Miami's Bar-B-Que Ribs Chicken & Jerk Shack Goes From Good to Great

Back in the day, you used to see strippers run out of the club to grab a rack of ribs," Waymond Thomas says. He's standing outside Bar-B-Que Ribs Chicken & Jerk Shack (12001 NW 27th Ave., Miami; 305-681-3536), cater-cornered to Miami Dade College's north campus. The air is thick with smoke from a 20-foot-long hybrid grill-smoker that two cooks tend at the same time. The sweet smell of molasses-laced barbecue sauce lingers, and a line stretches out the door.

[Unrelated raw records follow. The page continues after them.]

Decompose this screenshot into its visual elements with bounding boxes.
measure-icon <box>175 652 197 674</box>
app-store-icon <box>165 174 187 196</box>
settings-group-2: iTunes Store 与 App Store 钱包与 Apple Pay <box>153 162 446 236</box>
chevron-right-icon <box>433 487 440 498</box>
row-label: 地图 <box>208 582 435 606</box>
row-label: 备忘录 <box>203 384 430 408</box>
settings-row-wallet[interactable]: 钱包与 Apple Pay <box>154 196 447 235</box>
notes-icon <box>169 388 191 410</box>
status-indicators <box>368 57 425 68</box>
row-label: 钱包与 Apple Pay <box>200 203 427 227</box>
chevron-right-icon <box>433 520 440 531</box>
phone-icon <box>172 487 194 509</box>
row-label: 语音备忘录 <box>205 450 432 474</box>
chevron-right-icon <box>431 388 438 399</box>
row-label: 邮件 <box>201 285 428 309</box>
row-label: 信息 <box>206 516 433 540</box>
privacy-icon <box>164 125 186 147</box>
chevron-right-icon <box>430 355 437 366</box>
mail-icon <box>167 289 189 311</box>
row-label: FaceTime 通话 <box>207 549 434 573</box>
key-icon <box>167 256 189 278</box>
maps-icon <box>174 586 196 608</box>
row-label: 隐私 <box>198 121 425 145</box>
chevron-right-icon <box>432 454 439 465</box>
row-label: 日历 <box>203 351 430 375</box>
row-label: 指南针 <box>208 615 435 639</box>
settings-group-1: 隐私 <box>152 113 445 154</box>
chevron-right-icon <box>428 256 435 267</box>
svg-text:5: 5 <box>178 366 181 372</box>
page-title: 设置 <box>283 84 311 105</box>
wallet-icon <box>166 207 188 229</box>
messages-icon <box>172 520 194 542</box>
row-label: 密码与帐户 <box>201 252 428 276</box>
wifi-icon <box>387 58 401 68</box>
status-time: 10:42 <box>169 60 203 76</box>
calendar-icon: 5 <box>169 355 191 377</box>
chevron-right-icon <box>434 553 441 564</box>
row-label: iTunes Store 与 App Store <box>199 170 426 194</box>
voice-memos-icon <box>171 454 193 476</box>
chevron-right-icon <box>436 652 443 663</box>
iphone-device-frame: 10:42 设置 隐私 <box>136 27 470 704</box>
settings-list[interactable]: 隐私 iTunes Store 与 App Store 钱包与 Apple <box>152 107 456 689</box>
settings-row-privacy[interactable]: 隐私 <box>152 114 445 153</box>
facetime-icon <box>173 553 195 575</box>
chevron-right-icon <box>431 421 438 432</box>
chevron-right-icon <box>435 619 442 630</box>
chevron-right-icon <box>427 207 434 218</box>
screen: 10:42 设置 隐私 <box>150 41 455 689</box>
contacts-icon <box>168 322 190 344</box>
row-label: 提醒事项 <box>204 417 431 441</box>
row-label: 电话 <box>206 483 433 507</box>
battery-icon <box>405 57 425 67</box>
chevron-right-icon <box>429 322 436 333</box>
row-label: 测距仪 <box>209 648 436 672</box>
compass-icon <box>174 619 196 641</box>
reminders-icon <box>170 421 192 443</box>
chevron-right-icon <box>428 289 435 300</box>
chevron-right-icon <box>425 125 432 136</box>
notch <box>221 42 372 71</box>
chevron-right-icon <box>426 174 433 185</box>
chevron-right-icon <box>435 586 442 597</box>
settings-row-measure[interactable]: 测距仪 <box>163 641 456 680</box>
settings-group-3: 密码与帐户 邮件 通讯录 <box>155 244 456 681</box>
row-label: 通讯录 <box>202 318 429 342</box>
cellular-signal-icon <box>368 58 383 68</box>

Just a few years ago, that queue used to be a line of cars wrapped around the parking lot of the adjacent strip club. Once known as Rol-Lexx and Club Lexx, the columned fortress has been plagued by violence. In 2012, one of the club's bouncers was arrested and charged with murder after a shooting he said happened after he was threatened by two patrons. In 2014, one person was grazed by a stray bullet during another shooting. All the while, Skebo Jenkins and head chef Johnny ''Sugar Ray Jay'' Floyd's rib and chicken operation prospered under a white pop-up tent in the parking lot. "I'd always come down no matter what," says Thomas, a 61-year-old Hollywood resident. "It's something about the taste, the smoke."

Miami's Bar-B-Que Ribs Chicken & Jerk Shack Goes From Good to Great
Photo by Zachary Fagenson

Indeed, there's something special about these ribs. Across Miami, many street-corner barbecue stands char their racks over steel grates. The results are rich and fatty but don't offer the meaty tenderness that signifies the best. Yet here, ribs ($13 for a half-rack) go low and slow over the heat of burning oak and hickory for about four hours. There's a thin, salty bark and a pink smoke ring penetrating the flesh.

In 2012, Jenkins moved his operation across the street to a permanent location after he partnered with Ken Ivory. "We took it to a different level, started doing collard greens, yams, Jamaican jerk," Ivory says. The place also expanded into a 24-hour eatery carrying that hefty lineup throughout the day and night. There's even breakfast ($10). So stop by during the wee hours after a long night of making it rain next door. Fill up on eggs, corned-beef hash, and shrimp 'n' grits, and you're ready to face the day. Don't forget to grab a rib sandwich ($9) to keep you going through lunch.